A temporary cap imposed on corn exports early in the year, threats to raise taxes on wheat shipments and a strict limit on beef exports to rein in inflation fanned tensions in the sector, the main export driver and source of much-needed foreign currency in the South American nation.

Gabriela Cerrutti, a presidential spokeswoman, said at a news conference that technical teams from the government and industry will meet before Minister of Agriculture Julián Domínguez shares the proposal with farm leaders next Thursday.

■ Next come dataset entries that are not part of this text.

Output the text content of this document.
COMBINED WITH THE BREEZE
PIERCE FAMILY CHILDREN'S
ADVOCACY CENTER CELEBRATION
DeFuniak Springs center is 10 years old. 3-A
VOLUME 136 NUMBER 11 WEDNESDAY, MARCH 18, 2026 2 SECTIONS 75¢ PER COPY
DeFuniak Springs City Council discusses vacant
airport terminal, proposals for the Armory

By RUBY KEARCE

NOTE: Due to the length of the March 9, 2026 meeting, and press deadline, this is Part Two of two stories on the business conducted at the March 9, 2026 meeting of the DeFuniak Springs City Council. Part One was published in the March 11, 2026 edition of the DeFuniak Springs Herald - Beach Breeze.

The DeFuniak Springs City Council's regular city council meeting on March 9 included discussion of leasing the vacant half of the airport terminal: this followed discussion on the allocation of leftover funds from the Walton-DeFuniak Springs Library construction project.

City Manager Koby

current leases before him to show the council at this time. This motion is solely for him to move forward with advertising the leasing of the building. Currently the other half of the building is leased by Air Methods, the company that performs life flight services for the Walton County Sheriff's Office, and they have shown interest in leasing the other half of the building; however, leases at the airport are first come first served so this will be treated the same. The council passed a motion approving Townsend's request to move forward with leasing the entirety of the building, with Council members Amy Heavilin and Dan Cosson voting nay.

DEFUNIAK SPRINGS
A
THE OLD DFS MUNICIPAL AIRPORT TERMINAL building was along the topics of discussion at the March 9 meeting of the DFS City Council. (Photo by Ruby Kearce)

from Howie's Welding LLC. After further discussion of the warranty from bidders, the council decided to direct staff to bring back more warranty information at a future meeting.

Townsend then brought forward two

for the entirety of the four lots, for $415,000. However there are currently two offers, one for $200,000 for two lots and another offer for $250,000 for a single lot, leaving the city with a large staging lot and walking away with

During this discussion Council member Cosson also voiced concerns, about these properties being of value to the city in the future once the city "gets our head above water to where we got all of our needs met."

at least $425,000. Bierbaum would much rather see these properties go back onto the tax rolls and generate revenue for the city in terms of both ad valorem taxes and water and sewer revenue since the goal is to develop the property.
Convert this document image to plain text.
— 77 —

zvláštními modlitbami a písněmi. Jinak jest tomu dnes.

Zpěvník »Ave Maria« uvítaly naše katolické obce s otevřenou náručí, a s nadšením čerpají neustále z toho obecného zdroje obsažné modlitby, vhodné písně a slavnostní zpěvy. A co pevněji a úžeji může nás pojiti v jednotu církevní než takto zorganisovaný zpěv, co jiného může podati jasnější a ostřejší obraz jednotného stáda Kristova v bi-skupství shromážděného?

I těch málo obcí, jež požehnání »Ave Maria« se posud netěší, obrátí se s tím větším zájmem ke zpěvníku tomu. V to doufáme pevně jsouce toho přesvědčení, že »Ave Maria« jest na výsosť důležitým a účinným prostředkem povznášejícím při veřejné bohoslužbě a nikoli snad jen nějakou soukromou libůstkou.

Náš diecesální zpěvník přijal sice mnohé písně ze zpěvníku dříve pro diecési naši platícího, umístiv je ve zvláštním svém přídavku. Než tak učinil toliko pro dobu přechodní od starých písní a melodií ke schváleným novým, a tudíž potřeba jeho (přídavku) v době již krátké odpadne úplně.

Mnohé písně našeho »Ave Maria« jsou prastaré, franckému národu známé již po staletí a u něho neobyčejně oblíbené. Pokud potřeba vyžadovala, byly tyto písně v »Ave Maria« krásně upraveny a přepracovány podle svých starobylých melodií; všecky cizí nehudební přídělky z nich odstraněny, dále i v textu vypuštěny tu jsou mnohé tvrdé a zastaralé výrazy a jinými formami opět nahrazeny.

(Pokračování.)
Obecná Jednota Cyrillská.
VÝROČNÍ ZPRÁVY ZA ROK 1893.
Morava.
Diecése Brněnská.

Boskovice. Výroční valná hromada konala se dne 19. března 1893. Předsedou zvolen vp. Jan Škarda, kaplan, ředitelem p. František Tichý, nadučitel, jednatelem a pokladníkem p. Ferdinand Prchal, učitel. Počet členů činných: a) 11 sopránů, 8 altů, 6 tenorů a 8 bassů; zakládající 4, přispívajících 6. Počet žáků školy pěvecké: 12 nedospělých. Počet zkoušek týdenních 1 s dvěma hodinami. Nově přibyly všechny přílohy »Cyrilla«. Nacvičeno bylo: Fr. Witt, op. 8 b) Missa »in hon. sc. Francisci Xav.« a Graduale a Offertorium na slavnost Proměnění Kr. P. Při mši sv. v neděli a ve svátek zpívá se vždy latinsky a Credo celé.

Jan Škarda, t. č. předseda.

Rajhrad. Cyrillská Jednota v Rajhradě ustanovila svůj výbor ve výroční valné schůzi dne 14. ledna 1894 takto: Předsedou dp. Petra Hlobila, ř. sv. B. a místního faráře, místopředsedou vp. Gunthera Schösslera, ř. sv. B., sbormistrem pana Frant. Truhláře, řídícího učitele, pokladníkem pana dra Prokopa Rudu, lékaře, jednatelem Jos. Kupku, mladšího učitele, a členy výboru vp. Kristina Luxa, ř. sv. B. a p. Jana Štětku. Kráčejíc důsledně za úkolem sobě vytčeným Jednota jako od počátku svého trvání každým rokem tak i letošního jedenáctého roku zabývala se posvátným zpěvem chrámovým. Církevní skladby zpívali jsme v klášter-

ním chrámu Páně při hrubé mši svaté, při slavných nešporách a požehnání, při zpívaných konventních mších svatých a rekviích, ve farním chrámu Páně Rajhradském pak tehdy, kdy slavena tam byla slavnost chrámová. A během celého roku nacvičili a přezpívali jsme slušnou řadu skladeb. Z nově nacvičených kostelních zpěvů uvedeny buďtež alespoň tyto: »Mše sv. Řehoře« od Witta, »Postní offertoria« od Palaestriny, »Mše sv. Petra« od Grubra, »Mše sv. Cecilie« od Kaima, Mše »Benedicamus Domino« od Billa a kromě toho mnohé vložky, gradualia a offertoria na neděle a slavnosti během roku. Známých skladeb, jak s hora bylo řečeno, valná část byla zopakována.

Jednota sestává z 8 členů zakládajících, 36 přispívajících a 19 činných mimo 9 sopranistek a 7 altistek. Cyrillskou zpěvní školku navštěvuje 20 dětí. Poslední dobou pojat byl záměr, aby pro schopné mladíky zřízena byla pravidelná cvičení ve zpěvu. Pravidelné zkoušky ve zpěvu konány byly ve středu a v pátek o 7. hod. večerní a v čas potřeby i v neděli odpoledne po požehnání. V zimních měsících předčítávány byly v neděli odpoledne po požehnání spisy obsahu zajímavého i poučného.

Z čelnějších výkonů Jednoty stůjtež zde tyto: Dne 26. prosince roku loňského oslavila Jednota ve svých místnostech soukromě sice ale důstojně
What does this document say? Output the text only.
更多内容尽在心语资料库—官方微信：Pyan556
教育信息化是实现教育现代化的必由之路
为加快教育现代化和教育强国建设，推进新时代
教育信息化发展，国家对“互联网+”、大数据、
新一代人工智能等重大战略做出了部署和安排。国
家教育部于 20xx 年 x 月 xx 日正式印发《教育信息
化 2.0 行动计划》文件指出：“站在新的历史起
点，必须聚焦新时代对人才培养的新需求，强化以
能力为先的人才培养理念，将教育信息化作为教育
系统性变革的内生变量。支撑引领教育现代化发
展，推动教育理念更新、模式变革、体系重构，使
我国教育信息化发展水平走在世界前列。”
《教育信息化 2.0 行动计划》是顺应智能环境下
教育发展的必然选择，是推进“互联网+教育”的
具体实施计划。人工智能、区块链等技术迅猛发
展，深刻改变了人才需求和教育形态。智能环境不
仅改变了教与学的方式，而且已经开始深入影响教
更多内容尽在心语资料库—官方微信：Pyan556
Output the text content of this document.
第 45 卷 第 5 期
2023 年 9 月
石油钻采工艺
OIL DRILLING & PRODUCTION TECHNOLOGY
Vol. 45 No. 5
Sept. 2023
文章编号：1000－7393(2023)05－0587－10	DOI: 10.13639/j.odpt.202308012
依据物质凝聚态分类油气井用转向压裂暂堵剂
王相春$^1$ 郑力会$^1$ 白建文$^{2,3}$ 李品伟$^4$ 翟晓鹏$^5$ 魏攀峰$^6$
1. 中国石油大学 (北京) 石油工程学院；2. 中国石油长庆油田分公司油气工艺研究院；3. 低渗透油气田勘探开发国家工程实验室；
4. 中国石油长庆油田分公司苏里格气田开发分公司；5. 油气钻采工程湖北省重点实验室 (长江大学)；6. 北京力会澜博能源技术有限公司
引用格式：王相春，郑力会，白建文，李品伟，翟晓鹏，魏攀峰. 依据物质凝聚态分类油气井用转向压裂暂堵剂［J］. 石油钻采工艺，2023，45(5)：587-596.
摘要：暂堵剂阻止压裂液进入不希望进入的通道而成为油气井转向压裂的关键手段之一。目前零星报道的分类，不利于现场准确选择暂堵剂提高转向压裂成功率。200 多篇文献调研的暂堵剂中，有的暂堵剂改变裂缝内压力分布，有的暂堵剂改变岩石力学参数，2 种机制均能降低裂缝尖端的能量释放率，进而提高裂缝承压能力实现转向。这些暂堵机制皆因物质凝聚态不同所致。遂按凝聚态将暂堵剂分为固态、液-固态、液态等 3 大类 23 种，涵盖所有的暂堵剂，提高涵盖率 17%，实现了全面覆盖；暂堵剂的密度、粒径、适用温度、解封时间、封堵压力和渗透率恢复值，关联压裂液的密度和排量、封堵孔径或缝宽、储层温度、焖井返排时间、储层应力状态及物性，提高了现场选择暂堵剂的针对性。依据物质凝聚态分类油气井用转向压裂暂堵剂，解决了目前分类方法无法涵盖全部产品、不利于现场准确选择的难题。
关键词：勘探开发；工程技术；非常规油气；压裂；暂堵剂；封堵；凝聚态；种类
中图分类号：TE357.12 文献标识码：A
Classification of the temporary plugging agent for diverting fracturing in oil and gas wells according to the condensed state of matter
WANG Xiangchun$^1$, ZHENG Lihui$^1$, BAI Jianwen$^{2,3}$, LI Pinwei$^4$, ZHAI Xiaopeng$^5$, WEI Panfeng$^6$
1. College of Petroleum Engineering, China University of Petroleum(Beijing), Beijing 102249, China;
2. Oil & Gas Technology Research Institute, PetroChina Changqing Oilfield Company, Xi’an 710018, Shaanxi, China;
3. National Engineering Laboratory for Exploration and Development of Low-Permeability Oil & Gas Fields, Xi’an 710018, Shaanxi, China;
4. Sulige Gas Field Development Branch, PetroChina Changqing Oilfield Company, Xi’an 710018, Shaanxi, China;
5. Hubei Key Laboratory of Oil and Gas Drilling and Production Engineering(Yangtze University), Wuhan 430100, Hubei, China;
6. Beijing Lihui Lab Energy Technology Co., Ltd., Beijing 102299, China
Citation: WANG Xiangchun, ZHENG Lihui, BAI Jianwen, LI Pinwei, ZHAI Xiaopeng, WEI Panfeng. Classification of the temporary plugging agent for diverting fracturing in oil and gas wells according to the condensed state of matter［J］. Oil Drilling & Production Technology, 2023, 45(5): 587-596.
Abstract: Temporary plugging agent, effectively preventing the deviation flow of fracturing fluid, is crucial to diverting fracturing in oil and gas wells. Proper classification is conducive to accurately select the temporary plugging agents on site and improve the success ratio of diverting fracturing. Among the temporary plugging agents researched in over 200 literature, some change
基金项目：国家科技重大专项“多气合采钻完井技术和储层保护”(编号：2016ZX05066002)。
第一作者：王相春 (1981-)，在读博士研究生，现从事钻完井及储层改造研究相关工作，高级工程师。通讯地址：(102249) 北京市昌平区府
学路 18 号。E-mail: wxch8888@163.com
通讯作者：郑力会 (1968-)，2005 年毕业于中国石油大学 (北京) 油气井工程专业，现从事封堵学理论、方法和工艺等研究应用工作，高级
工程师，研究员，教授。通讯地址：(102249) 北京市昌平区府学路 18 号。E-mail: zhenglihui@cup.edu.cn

"What he is going to present is the 2022/23 plan for the entire sector, for corn, for wheat and for meat," said Cerrutti, adding that "all measures are going to be discussed in a timely manner, first of all with the sector."

Affordable Food

Argentina's Peronist government faces a tough balancing act trying to keep farmers from revolting while meeting consumers' demands for affordable food amid inflation running at an annual rate of more than 50%.

The centre-left administration of President Alberto Fernandez also sorely needs farm export dollars to replenish depleted currency reserves and to pay off debt amid talks to delay $45 billion it owes the International Monetary Fund.

The presidency underscored that the meeting next week would be to develop a plan "through dialogue" rather than a unilateral decision. Cerrutti also said it would not include any legislation that would need the approval of Congress.

That would indicate that the roadmap does not include plans to hike taxes on soy, corn and wheat exports, which at current levels would need lawmakers' approval to be raised further.